Two films have been screened in a sort of psuedo-festival way, so I decided to put them in a separate post from the festival ones. Both have Oscar recognized directors, big names in the cast, and are both getting good reviews from critics. Now the response has been a bit muted compared to Gravity and 12 Years a Slave, both of which are definitely critical favorites. That being said, there is definitely enough critical support to launch a full-on Oscar campaign for both, which will most likely ride on their thrilling premises to box office success.
Captain Phillips has already been declared a full-on Oscar contender by several A-rated Oscar pundits, including Actor for Hanks, Director for Greengrass, the techincals for sure, and finally, surprise supporting performance by Barkhad Abdi. It is also described as thrilling, and well-made, and it looks like it could be a big box office success as well.
Todd McCarthy from The Hollywood Reporter writes:
"From Gravity to All Is Lost and 12 Years a Slave, 'tis the season for survival stories, and another good one joins this classy club with Captain Phillips, a pulsating account of the kidnapping of the captain of an American cargo ship by Somali pirates. Something of a companion piece for director Paul Greengrass to his superb United 93, which was based on the real-life takeover of one of the 9/11 aircraft, this immaculately made reconstruction of a chaotic incident will have a much better time of it commercially than the earlier film due to the presence of star Tom Hanks and because it has a happy ending. Set to world premiere as the opening-night attraction of the New York Film Festival on Sept. 27, the Sony release will go out commercially Oct. 11."

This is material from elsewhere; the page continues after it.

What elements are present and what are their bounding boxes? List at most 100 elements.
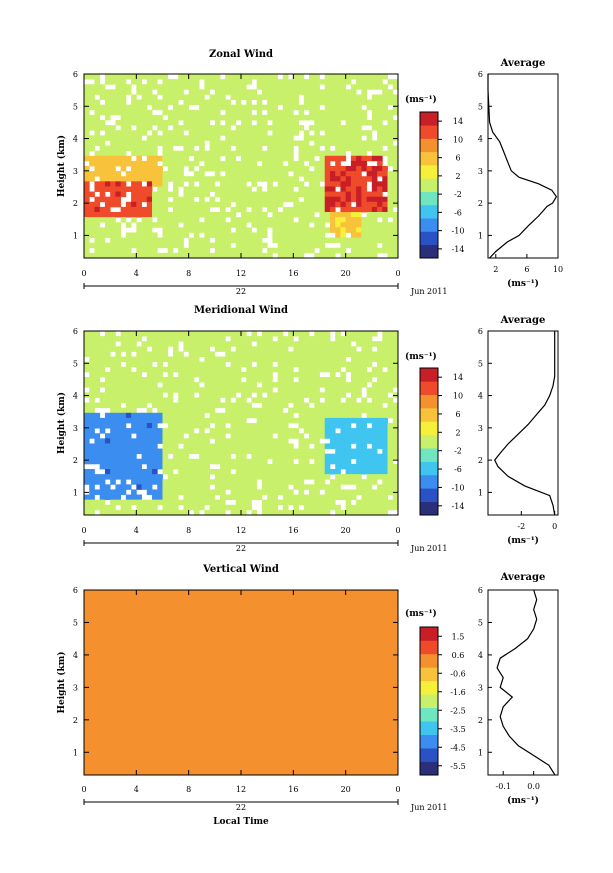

Rush is one that I am still a bit hesitant about, simply due to the racing storyline, something that has not historically done well. But apparently the film is extremely well made by Oscar winner Ron Howard, and its thrilling and entertaining. The cast is also apparently on top of its game particually Daniel Bruhl, who may have found his breakthrough role. I will still hold back on the Oscar enthusiasm until we get a more rounded set of reviews and maybe even some box-office numbers, but watch out, this one could be a dark horse contender this year.
Peter Debruge at Variety raves:
"Mozart vs. Salieri. Kennedy vs. Khrushchev. Gates vs. Jobs. Add to that list of epic clashes Formula One adversaries James Hunt and Niki Lauda, whose larger-than-life bout for the 1976 world championship title fuels Ron Howard’s exhilarating “Rush” — not just one of the great racing movies of all time, but a virtuoso feat of filmmaking in its own right, elevated by two of the year’s most compelling performances. It’s high-octane entertainment that demands to be seen on the bigscreen, assembled for grown-ups and executed in such a way as to enthrall even those who’ve never watched a race in their life."